Bram light during normal operation is under the control of the microcontroller. The diagram serves for the representation of the normal operation and the delay-free control of the function (brake light). The control signal 54 and the software control signal 58 are input signals of the OR element 28 shown in Figure 1, the output signal 56 whose output signal.

The first trained as a logic device OR element 18 also generates, immediately or with delay, when applying the supply voltage KL15 via the supply line 36, a signal for activating the emergency operation when the signal "Micro Limp" is not active. Ie. In normal operation, the microcontroller 6 deactivates this emergency running path as fast as possible. In case of error z. B. in case of failure of the voltage of the system basic circuit 4, this path is activated because the signal "Micro Limp" is missing, but the first OR element 18 logic is still supplied. Other errors, eg. B. Software errors are covered by monitoring the microcontroller 6 by means of the monitoring module in the system basic circuit 4.

Claims

claims

A method for providing a Notlauffunktion over which a redundant function is controlled, in which a provided for triggering the input signal (52) along a number of redundant paths to a device that is designed to implement the function is transmitted redundantly, and in which a diagnosis of at least one redundant path is performed.

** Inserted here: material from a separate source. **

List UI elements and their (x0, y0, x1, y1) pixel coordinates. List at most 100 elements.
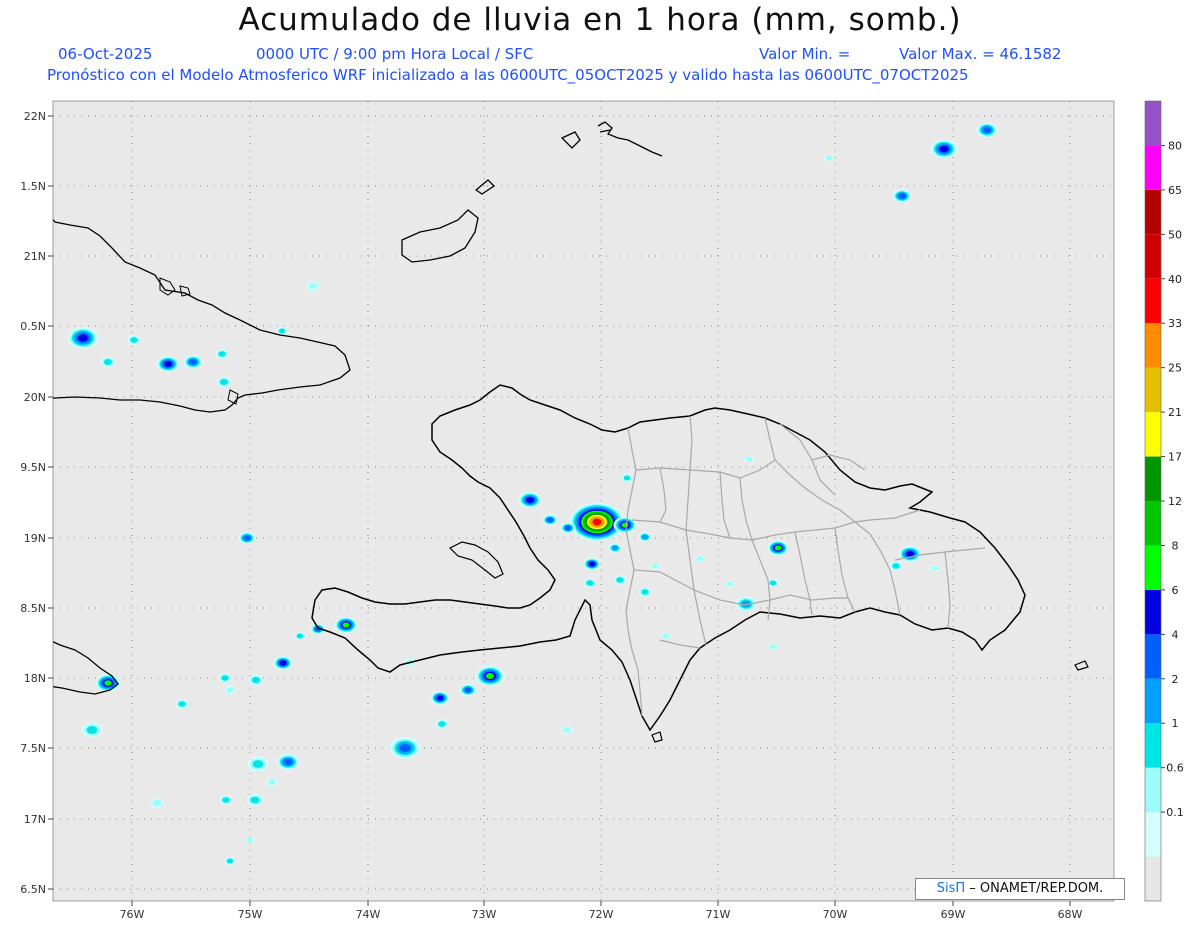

2. The method of claim 1, wherein the input signal is transmitted directly via a first redundant path to the device, and wherein the input signal via a second redundant path, which includes a microcontroller (6), is transmitted to the device.

3. The method of claim 2, wherein the paths are diagnosed by the microcontroller (6).

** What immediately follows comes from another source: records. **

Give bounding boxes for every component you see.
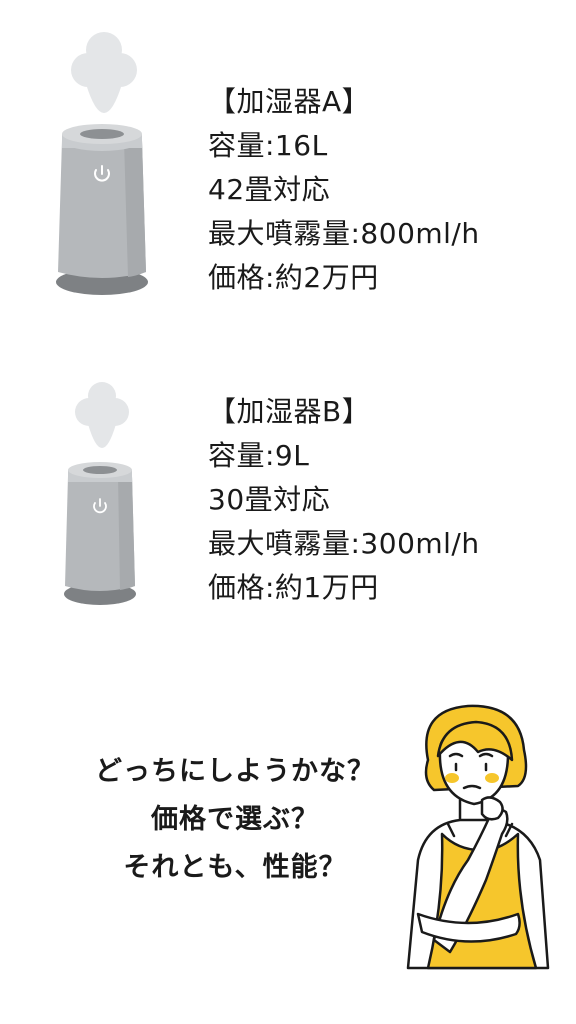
room-size-text: 42畳対応 bbox=[208, 173, 331, 206]
steam-icon bbox=[75, 382, 129, 448]
max-mist-text: 最大噴霧量:800ml/h bbox=[208, 217, 480, 250]
humidifier-a-illustration bbox=[54, 22, 164, 302]
question-line-1: どっちにしようかな？ bbox=[95, 756, 375, 787]
humidifier-b-illustration bbox=[62, 376, 152, 616]
thinking-woman-illustration bbox=[398, 700, 558, 974]
price-text: 価格:約1万円 bbox=[208, 571, 379, 604]
question-block: どっちにしようかな？ 価格で選ぶ？ それとも、性能？ bbox=[50, 748, 420, 892]
max-mist-text: 最大噴霧量:300ml/h bbox=[208, 527, 480, 560]
price-text: 価格:約2万円 bbox=[208, 261, 379, 294]
spec-block-b: 【加湿器B】 容量:9L 30畳対応 最大噴霧量:300ml/h 価格:約1万円 bbox=[208, 390, 480, 610]
capacity-text: 容量:16L bbox=[208, 129, 328, 162]
room-size-text: 30畳対応 bbox=[208, 483, 331, 516]
question-line-2: 価格で選ぶ？ bbox=[151, 804, 319, 835]
humidifier-icon bbox=[65, 462, 135, 591]
humidifier-icon bbox=[58, 124, 146, 278]
spec-block-a: 【加湿器A】 容量:16L 42畳対応 最大噴霧量:800ml/h 価格:約2万… bbox=[208, 80, 480, 300]
steam-icon bbox=[71, 32, 137, 113]
question-line-3: それとも、性能？ bbox=[123, 852, 347, 883]
capacity-text: 容量:9L bbox=[208, 439, 310, 472]
product-name: 【加湿器B】 bbox=[208, 395, 371, 428]
product-name: 【加湿器A】 bbox=[208, 85, 371, 118]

4. The method of claim 2 or 3, wherein at least one redundant path and the microcontroller (6) are monitored by a system base circuit (2).

5. The method according to any one of the preceding claims, wherein at least one brake light is controlled redundantly.

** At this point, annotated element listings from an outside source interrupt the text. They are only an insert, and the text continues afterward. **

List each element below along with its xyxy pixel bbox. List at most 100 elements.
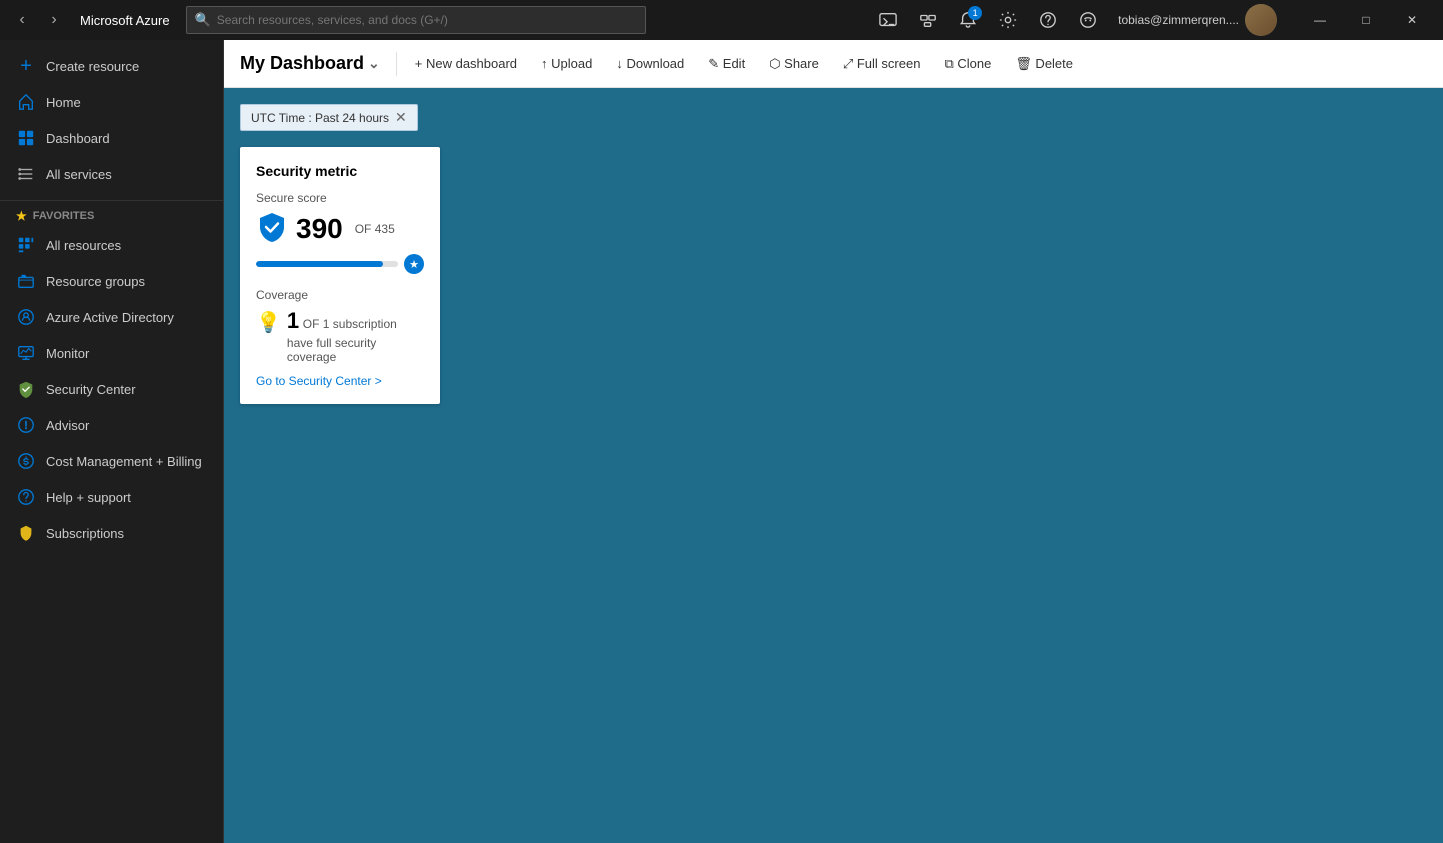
minimize-button[interactable]: — [1297, 5, 1343, 35]
edit-button[interactable]: ✎ Edit [698, 52, 755, 76]
monitor-icon [16, 343, 36, 363]
sidebar-top: + Create resource Home Dashboard All se [0, 40, 223, 201]
sidebar-item-all-resources[interactable]: All resources [0, 227, 223, 263]
window-controls: — □ ✕ [1297, 5, 1435, 35]
sidebar-label-help-support: Help + support [46, 490, 131, 505]
user-avatar [1245, 4, 1277, 36]
fullscreen-button[interactable]: ⤢ Full screen [833, 52, 931, 76]
sidebar-item-resource-groups[interactable]: Resource groups [0, 263, 223, 299]
dashboard-title-chevron: ⌄ [368, 55, 380, 72]
close-button[interactable]: ✕ [1389, 5, 1435, 35]
sidebar-item-subscriptions[interactable]: Subscriptions [0, 515, 223, 551]
sidebar-item-all-services[interactable]: All services [0, 156, 223, 192]
delete-label: 🗑 Delete [1015, 56, 1073, 72]
search-bar[interactable]: 🔍 [186, 6, 646, 34]
clone-button[interactable]: ⧉ Clone [934, 52, 1001, 76]
sidebar-label-subscriptions: Subscriptions [46, 526, 124, 541]
cost-management-icon [16, 451, 36, 471]
time-filter-label: UTC Time : Past 24 hours [251, 111, 389, 125]
share-button[interactable]: ⬡ Share [759, 52, 829, 76]
app-title: Microsoft Azure [80, 13, 170, 28]
progress-bar-fill [256, 261, 383, 267]
share-label: ⬡ Share [769, 56, 819, 72]
delete-button[interactable]: 🗑 Delete [1005, 52, 1083, 76]
time-filter-close[interactable]: ✕ [395, 109, 407, 126]
search-input[interactable] [217, 13, 637, 27]
sidebar-label-create-resource: Create resource [46, 59, 139, 74]
sidebar-item-monitor[interactable]: Monitor [0, 335, 223, 371]
help-button[interactable] [1030, 2, 1066, 38]
sidebar-item-advisor[interactable]: Advisor [0, 407, 223, 443]
coverage-row: 💡 1 OF 1 subscription have full security… [256, 308, 424, 364]
coverage-number: 1 [287, 308, 299, 333]
upload-button[interactable]: ↑ Upload [531, 52, 602, 75]
dashboard-icon [16, 128, 36, 148]
coverage-label: Coverage [256, 288, 424, 302]
sidebar-label-monitor: Monitor [46, 346, 89, 361]
new-dashboard-button[interactable]: + New dashboard [405, 52, 527, 75]
sidebar-label-all-services: All services [46, 167, 112, 182]
sidebar-item-security-center[interactable]: Security Center [0, 371, 223, 407]
dashboard-title[interactable]: My Dashboard ⌄ [240, 53, 380, 74]
subscriptions-icon [16, 523, 36, 543]
secure-score-row: 390 OF 435 [256, 211, 424, 246]
dashboard-title-text: My Dashboard [240, 53, 364, 74]
favorites-label: FAVORITES [33, 210, 95, 222]
main-layout: + Create resource Home Dashboard All se [0, 40, 1443, 843]
advisor-icon [16, 415, 36, 435]
coverage-details: 1 OF 1 subscription have full security c… [287, 308, 424, 364]
sidebar-item-cost-management[interactable]: Cost Management + Billing [0, 443, 223, 479]
upload-label: ↑ Upload [541, 56, 592, 71]
sidebar-label-azure-ad: Azure Active Directory [46, 310, 174, 325]
user-info[interactable]: tobias@zimmerqren.... [1110, 4, 1285, 36]
sidebar-label-advisor: Advisor [46, 418, 89, 433]
content-area: My Dashboard ⌄ + New dashboard ↑ Upload … [224, 40, 1443, 843]
user-email: tobias@zimmerqren.... [1118, 13, 1239, 27]
favorites-section: ★ FAVORITES [0, 201, 223, 227]
forward-button[interactable]: › [40, 6, 68, 34]
avatar-image [1245, 4, 1277, 36]
score-number: 390 [296, 213, 343, 245]
directory-button[interactable] [910, 2, 946, 38]
download-button[interactable]: ↓ Download [606, 52, 694, 75]
coverage-sub: have full security coverage [287, 336, 424, 364]
help-support-icon [16, 487, 36, 507]
sidebar-label-dashboard: Dashboard [46, 131, 110, 146]
plus-icon: + [16, 56, 36, 76]
goto-security-center-link[interactable]: Go to Security Center > [256, 374, 424, 388]
security-center-icon [16, 379, 36, 399]
sidebar-label-all-resources: All resources [46, 238, 121, 253]
clone-label: ⧉ Clone [944, 56, 991, 72]
sidebar-label-home: Home [46, 95, 81, 110]
time-filter[interactable]: UTC Time : Past 24 hours ✕ [240, 104, 418, 131]
all-resources-icon [16, 235, 36, 255]
shield-icon [256, 211, 288, 246]
sidebar: + Create resource Home Dashboard All se [0, 40, 224, 843]
edit-label: ✎ Edit [708, 56, 745, 72]
sidebar-label-security-center: Security Center [46, 382, 136, 397]
notification-count: 1 [968, 6, 982, 20]
sidebar-item-azure-active-directory[interactable]: Azure Active Directory [0, 299, 223, 335]
sidebar-item-create-resource[interactable]: + Create resource [0, 48, 223, 84]
settings-button[interactable] [990, 2, 1026, 38]
security-metric-card: Security metric Secure score 390 OF 435 [240, 147, 440, 404]
card-title: Security metric [256, 163, 424, 179]
secure-score-label: Secure score [256, 191, 424, 205]
resource-groups-icon [16, 271, 36, 291]
score-star-icon: ★ [404, 254, 424, 274]
progress-row: ★ [256, 254, 424, 274]
sidebar-label-resource-groups: Resource groups [46, 274, 145, 289]
sidebar-item-dashboard[interactable]: Dashboard [0, 120, 223, 156]
dashboard-body: UTC Time : Past 24 hours ✕ Security metr… [224, 88, 1443, 843]
sidebar-item-home[interactable]: Home [0, 84, 223, 120]
coverage-section: Coverage 💡 1 OF 1 subscription have full… [256, 288, 424, 364]
sidebar-item-help-support[interactable]: Help + support [0, 479, 223, 515]
fullscreen-label: ⤢ Full screen [843, 56, 921, 72]
titlebar: ‹ › Microsoft Azure 🔍 1 tobias@zimmerqre… [0, 0, 1443, 40]
feedback-button[interactable] [1070, 2, 1106, 38]
portal-button[interactable] [870, 2, 906, 38]
coverage-icon: 💡 [256, 310, 281, 335]
maximize-button[interactable]: □ [1343, 5, 1389, 35]
back-button[interactable]: ‹ [8, 6, 36, 34]
notifications-button[interactable]: 1 [950, 2, 986, 38]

6. The method according to any one of the preceding claims, wherein the function is controlled without delay and integrated into the at least one redundant path.

7. An apparatus for providing an emergency function provided for the redundant activation of a function, wherein this apparatus comprises a number of redundant paths along which an input signal (52) provided for triggering the function Means, which is designed to implement the function to be transmitted redundantly, and wherein the device is adapted to perform a diagnosis of at least one redundant path.

8. The apparatus of claim 7, wherein the redundant paths along logical

Elements within a module.

9. Device according to claim 7 or 8, comprising a microcontroller (6), which is arranged at the beginning of a first branch of a redundant path.

10. The apparatus of claim 9, wherein the microcontroller (6) via a respective read-back line (32, 34) is connected to one of the redundant paths.

An apparatus according to claim 9 or 10, comprising a system base circuit connected to the microcontroller (6) and located at the beginning of a second branch of the redundant path.

12. Computer program with program code means to perform all the steps of a method according to one of claims 1 to 6, when the computer program on a computer or a corresponding computing unit, in particular in a device according to one of claims 7 to 11, is executed.

A computer program product comprising program code means stored on a computer readable medium for performing all the steps of a method as claimed in any one of claims 1 to 6 when the computer program is run on a computer or equivalent computer

Computing unit, in particular in a device according to one of claims 7 to 11, is executed.